Today I naively went out to find some trash. Trash is a dime a dozen, right? Cheaper, actually. My town’s populace is growing by the day, bringing more and more of us slovenly humans into it. And the ocean is brimming with plastic sloshing around in garbage islands. Surely a good bit of that has washed up onto the shore here in my town. Surely.

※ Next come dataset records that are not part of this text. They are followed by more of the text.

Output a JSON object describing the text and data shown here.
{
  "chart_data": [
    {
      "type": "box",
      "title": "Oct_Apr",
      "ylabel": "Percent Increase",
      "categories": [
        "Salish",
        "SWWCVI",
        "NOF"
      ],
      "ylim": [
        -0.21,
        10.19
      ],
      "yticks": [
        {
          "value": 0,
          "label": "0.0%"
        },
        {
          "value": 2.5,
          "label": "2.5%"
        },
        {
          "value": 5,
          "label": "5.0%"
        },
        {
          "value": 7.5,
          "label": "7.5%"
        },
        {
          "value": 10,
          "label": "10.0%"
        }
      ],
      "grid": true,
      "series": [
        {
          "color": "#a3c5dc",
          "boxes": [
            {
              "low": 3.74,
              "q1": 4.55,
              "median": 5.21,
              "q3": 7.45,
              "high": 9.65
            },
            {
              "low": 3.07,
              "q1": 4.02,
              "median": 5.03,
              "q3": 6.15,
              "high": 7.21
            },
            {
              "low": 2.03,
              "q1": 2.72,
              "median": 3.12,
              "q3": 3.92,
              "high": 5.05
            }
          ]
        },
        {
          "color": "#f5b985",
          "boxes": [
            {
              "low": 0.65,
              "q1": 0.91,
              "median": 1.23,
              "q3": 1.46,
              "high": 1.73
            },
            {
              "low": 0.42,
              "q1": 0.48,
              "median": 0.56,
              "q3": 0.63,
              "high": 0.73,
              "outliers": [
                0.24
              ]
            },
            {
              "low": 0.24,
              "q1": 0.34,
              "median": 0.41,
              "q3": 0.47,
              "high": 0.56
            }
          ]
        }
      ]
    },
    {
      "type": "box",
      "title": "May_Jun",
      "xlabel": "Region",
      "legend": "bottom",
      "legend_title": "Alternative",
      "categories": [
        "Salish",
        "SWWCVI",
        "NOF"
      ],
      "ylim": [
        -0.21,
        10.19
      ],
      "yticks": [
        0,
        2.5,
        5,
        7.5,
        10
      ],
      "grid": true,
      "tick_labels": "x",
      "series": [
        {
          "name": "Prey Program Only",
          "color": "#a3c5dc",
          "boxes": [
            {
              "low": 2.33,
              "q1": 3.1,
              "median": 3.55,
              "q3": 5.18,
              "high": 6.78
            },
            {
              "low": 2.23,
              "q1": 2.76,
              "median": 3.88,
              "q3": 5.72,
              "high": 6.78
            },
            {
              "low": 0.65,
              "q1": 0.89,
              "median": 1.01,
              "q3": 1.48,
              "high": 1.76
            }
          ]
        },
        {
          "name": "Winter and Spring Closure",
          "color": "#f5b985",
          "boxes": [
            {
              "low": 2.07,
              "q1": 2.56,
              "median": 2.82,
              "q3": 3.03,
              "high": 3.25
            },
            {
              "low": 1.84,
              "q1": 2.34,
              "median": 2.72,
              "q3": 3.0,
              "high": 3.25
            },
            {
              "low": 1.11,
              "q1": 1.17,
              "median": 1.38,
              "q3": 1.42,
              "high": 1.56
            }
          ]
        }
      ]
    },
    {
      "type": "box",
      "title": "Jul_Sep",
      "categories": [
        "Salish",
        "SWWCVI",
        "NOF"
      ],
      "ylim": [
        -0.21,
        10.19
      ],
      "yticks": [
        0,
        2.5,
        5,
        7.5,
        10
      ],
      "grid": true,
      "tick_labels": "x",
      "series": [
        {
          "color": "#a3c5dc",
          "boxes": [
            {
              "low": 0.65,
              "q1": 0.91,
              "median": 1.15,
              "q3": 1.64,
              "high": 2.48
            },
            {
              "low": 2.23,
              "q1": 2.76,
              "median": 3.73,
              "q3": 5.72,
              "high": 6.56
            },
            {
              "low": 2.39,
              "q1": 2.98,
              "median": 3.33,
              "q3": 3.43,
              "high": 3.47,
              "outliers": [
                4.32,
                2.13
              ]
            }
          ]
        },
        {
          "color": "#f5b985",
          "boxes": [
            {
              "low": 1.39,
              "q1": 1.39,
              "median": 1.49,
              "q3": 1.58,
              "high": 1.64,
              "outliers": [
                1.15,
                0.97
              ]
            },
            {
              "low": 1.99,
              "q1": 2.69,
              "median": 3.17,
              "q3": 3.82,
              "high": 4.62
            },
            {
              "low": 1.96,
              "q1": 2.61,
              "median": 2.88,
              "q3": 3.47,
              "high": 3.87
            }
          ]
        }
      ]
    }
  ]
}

The boy is holding seaweed, not trash.
There is no damn trash on my beach. With my trusty sidekicks—a tot, a preschooler, and an old-man dog—we combed the sand high and low. Every time I go to the beach I pick up something, so I figured if I was actively looking there would be plenty. I was wrong. The old-man dog did sniff out some disgusting things, but they were all biodegradable. I don’t think he grasped our purpose. The tot managed to find a random chunk of PVC pipe, which she was convinced was a shell. The preschooler found a plastic bag that looked to have freshly escaped its owner somewhere sunbathing on the beach, and a broken sand shovel. I found quite a bit of sea glass—mainly chunks of broken beer bottles—but those don’t count. Once glass has been rubbed smooth and cloudy by the ocean it is no longer trash—it is art created by a collaboration of human and ocean. Here is another little piece of ocean art I was able to find:
I went home dejected. Where can one find some decent quality trash? Not the artsy kind, but the really trashy kind. I couldn’t walk the side of a highway safely with my sidekicks. State parks are clean. The playgrounds are usually clean. The places we frequent are, surprisingly, clean. Where is a litter bug when you need one?

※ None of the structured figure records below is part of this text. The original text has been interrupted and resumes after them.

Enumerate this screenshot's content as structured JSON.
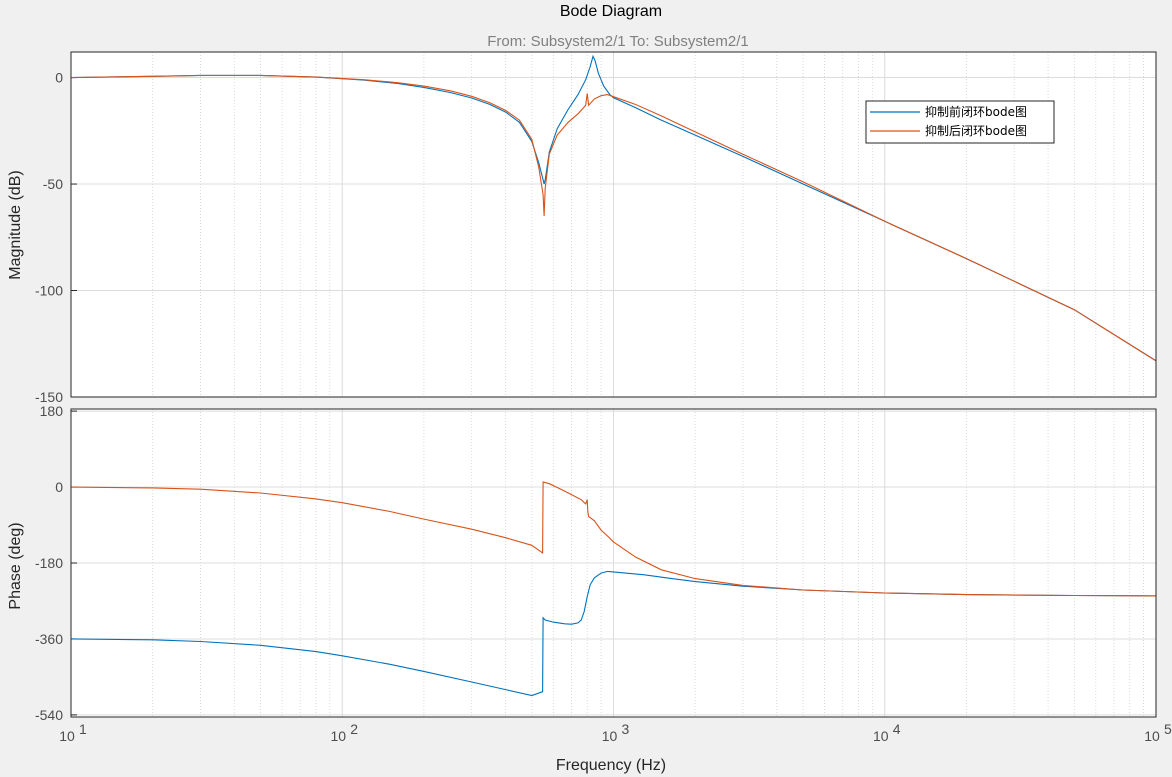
{
  "title": "Bode Diagram",
  "subtitle": "From: Subsystem2/1  To: Subsystem2/1",
  "xlabel": "Frequency  (Hz)",
  "colors": {
    "series1": "#0072BD",
    "series2": "#D95319",
    "grid": "#dcdcdc",
    "minor_grid": "#d2d2d2",
    "axes_bg": "#ffffff",
    "figure_bg": "#f0f0f0"
  },
  "legend": {
    "position": "top-right",
    "entries": [
      "抑制前闭环bode图",
      "抑制后闭环bode图"
    ]
  },
  "xticks": [
    {
      "base": "10",
      "exp": "1"
    },
    {
      "base": "10",
      "exp": "2"
    },
    {
      "base": "10",
      "exp": "3"
    },
    {
      "base": "10",
      "exp": "4"
    },
    {
      "base": "10",
      "exp": "5"
    }
  ],
  "chart_data": [
    {
      "type": "line",
      "name": "magnitude",
      "xscale": "log",
      "xlim": [
        10,
        100000
      ],
      "ylim": [
        -150,
        12
      ],
      "ylabel": "Magnitude (dB)",
      "yticks": [
        0,
        -50,
        -100,
        -150
      ],
      "grid": true,
      "series": [
        {
          "name": "抑制前闭环bode图",
          "points": [
            [
              10,
              0
            ],
            [
              20,
              0.6
            ],
            [
              30,
              1.0
            ],
            [
              50,
              1.0
            ],
            [
              80,
              0.2
            ],
            [
              120,
              -1.2
            ],
            [
              160,
              -2.8
            ],
            [
              200,
              -4.6
            ],
            [
              250,
              -7.0
            ],
            [
              300,
              -9.6
            ],
            [
              350,
              -12.6
            ],
            [
              400,
              -16.2
            ],
            [
              450,
              -21.0
            ],
            [
              500,
              -30.0
            ],
            [
              530,
              -40.0
            ],
            [
              550,
              -48.0
            ],
            [
              555,
              -50.0
            ],
            [
              560,
              -48.0
            ],
            [
              580,
              -35.0
            ],
            [
              620,
              -24.0
            ],
            [
              680,
              -15.0
            ],
            [
              740,
              -8.0
            ],
            [
              790,
              -1.0
            ],
            [
              820,
              5.0
            ],
            [
              840,
              10.0
            ],
            [
              855,
              8.0
            ],
            [
              880,
              2.0
            ],
            [
              920,
              -4.0
            ],
            [
              970,
              -8.0
            ],
            [
              1000,
              -9.5
            ],
            [
              1200,
              -14.0
            ],
            [
              1500,
              -20.0
            ],
            [
              2000,
              -27.0
            ],
            [
              3000,
              -37.0
            ],
            [
              5000,
              -50.0
            ],
            [
              10000,
              -67.5
            ],
            [
              20000,
              -85.0
            ],
            [
              50000,
              -109.0
            ],
            [
              100000,
              -133.0
            ]
          ]
        },
        {
          "name": "抑制后闭环bode图",
          "points": [
            [
              10,
              0
            ],
            [
              20,
              0.6
            ],
            [
              30,
              1.0
            ],
            [
              50,
              1.0
            ],
            [
              80,
              0.2
            ],
            [
              120,
              -1.0
            ],
            [
              160,
              -2.4
            ],
            [
              200,
              -4.0
            ],
            [
              250,
              -6.2
            ],
            [
              300,
              -8.8
            ],
            [
              350,
              -11.8
            ],
            [
              400,
              -15.4
            ],
            [
              450,
              -20.0
            ],
            [
              500,
              -29.0
            ],
            [
              530,
              -42.0
            ],
            [
              550,
              -55.0
            ],
            [
              555,
              -65.0
            ],
            [
              560,
              -52.0
            ],
            [
              580,
              -36.0
            ],
            [
              620,
              -27.0
            ],
            [
              680,
              -21.0
            ],
            [
              740,
              -17.0
            ],
            [
              790,
              -13.0
            ],
            [
              800,
              -7.5
            ],
            [
              810,
              -13.0
            ],
            [
              850,
              -10.0
            ],
            [
              900,
              -8.5
            ],
            [
              950,
              -8.0
            ],
            [
              1000,
              -9.0
            ],
            [
              1200,
              -12.5
            ],
            [
              1500,
              -18.0
            ],
            [
              2000,
              -25.5
            ],
            [
              3000,
              -36.0
            ],
            [
              5000,
              -49.0
            ],
            [
              10000,
              -67.5
            ],
            [
              20000,
              -85.0
            ],
            [
              50000,
              -109.0
            ],
            [
              100000,
              -133.0
            ]
          ]
        }
      ]
    },
    {
      "type": "line",
      "name": "phase",
      "xscale": "log",
      "xlim": [
        10,
        100000
      ],
      "ylim": [
        -545,
        185
      ],
      "ylabel": "Phase (deg)",
      "yticks": [
        180,
        0,
        -180,
        -360,
        -540
      ],
      "grid": true,
      "series": [
        {
          "name": "抑制前闭环bode图",
          "points": [
            [
              10,
              -360
            ],
            [
              20,
              -362
            ],
            [
              30,
              -366
            ],
            [
              50,
              -375
            ],
            [
              80,
              -390
            ],
            [
              100,
              -400
            ],
            [
              150,
              -420
            ],
            [
              200,
              -437
            ],
            [
              300,
              -462
            ],
            [
              400,
              -480
            ],
            [
              500,
              -494
            ],
            [
              548,
              -485
            ],
            [
              550,
              -310
            ],
            [
              560,
              -315
            ],
            [
              600,
              -320
            ],
            [
              660,
              -324
            ],
            [
              700,
              -325
            ],
            [
              740,
              -322
            ],
            [
              760,
              -315
            ],
            [
              780,
              -295
            ],
            [
              800,
              -260
            ],
            [
              820,
              -232
            ],
            [
              850,
              -215
            ],
            [
              900,
              -204
            ],
            [
              950,
              -200
            ],
            [
              1000,
              -201
            ],
            [
              1300,
              -208
            ],
            [
              1600,
              -216
            ],
            [
              2000,
              -224
            ],
            [
              3000,
              -235
            ],
            [
              5000,
              -244
            ],
            [
              10000,
              -251
            ],
            [
              20000,
              -255
            ],
            [
              50000,
              -257
            ],
            [
              100000,
              -258
            ]
          ]
        },
        {
          "name": "抑制后闭环bode图",
          "points": [
            [
              10,
              0
            ],
            [
              20,
              -2
            ],
            [
              30,
              -5
            ],
            [
              50,
              -14
            ],
            [
              80,
              -28
            ],
            [
              100,
              -37
            ],
            [
              150,
              -58
            ],
            [
              200,
              -76
            ],
            [
              300,
              -100
            ],
            [
              400,
              -120
            ],
            [
              500,
              -138
            ],
            [
              548,
              -156
            ],
            [
              550,
              12
            ],
            [
              580,
              8
            ],
            [
              640,
              -5
            ],
            [
              700,
              -18
            ],
            [
              760,
              -30
            ],
            [
              790,
              -40
            ],
            [
              800,
              -30
            ],
            [
              805,
              -60
            ],
            [
              810,
              -70
            ],
            [
              850,
              -80
            ],
            [
              900,
              -102
            ],
            [
              950,
              -116
            ],
            [
              1000,
              -130
            ],
            [
              1200,
              -165
            ],
            [
              1500,
              -196
            ],
            [
              2000,
              -217
            ],
            [
              3000,
              -233
            ],
            [
              5000,
              -244
            ],
            [
              10000,
              -251
            ],
            [
              20000,
              -255
            ],
            [
              50000,
              -257
            ],
            [
              100000,
              -258
            ]
          ]
        }
      ]
    }
  ]
}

I decided to drop the topic from my mind. Dusk was closing in on us. We took a walk to appreciate the cooling evening air. The sky was smeared around with baby blue and baby pink. A glare of fading sun lit up the backdrop and silhouetted the pine trees. The light was still enough to clearly see the ditch we were passing on the farther end of my street. And there, like magic, was the answer to my problems. The litter was right under my nose all along; the litter bugs live among us.
The beauty of the biodiverse grasses that grow in our ditch help to hide the unsightly things. Things like cigarette butts, straws, unidentifiable papers. There were a great deal of bread bags—the nasty cheap stuff that sticks like gum to the roof of your mouth. (In addition to contests, I am also a bread snob.)
We found numerous mini bottles of Fire Ball. Is this a repeat offender, or is Fire Ball just really popular? I have no idea.
The boy endured two bites from some fire ants to collect this trash. That boy of mine is brave.
Perspective of the sidekick.
We managed to fill a grocery bag from scouring just our end of the ditch. Does using a bag you found as trash to collect more trash get bonus points?
A very poor quality picture of some very high quality trashy-trash.
We then traveled back up the road opposite the ditch and did the obligatory dandelion puff blowing. I drank up some of that baby blue and baby pink. There is something about staring up at a moving airplane that reminds you of how tiny you are. An ant in this world spilling over with trash.